JACKSON, Miss. (AP) — The W.K. Kellogg Foundation has given a $2.3 million endowment to the Mississippi Department of Archives and History to support development of educational programs that will be operated by the Mississippi Civil Rights Museum.
The endowment, announced Tuesday, will fund a partnership between the department, the William Winter Institute for Racial Reconciliation and the Medgar & Myrlie Evers Institute. It also will fund numerous educational initiatives in the lead-up to and after the opening of the museum, including:
— Summer teacher training programs and workshops to prepare educators to teach an expanded civil rights curriculum.
— Digitizing important historical documents from the Evers collection to be housed at the museum
— Supporting the Medgar Wiley Evers Lecture Series throughout the state to engage communities in the museum's programs.
Mississippi is one of four priority places in the United States for the foundation — along with the city of New Orleans and the states of Michigan and New Mexico.
The foundation's endowment to the Mississippi Civil Rights Museum comes one year after the foundation committed $3.8 million in grants to 25 organizations across the state whose work focuses on helping Mississippi's young men of color by building a comprehensive network of support from birth into adulthood, developing their educational, emotional, physical and economic potential.

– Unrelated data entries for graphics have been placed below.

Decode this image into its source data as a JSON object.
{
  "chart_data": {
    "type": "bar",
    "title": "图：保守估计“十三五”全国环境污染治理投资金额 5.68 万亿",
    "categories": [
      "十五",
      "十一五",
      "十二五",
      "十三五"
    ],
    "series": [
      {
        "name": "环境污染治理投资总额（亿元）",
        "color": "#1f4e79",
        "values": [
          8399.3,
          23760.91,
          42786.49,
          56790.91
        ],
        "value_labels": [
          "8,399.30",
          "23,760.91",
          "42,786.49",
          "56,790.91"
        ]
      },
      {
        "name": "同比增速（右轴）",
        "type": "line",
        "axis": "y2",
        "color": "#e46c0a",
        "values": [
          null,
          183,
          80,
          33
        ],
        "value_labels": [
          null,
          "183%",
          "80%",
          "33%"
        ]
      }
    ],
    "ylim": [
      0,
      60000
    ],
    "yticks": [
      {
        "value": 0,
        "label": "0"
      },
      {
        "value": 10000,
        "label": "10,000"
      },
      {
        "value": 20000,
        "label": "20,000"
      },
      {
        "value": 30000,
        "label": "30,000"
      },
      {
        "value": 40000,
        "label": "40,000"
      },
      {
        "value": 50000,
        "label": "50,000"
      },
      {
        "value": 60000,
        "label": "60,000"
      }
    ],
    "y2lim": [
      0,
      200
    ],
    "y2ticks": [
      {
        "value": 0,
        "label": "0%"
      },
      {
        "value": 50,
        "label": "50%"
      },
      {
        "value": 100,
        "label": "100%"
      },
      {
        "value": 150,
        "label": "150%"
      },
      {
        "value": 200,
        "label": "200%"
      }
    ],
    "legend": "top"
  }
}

"We've come to understand that racial equity and healing are essential if we are going to accomplish our mission to support children, families and communities in Mississippi," said WKKF President and CEO La June Montgomery Tabron in a news release. "The Mississippi Civil Rights Museum will help us all take an honest look at the past in a state that was, in so many ways, the epicenter of this struggle in our county. It's important to heal the wounds of the past, so that we can move forward together and put racism behind us for good."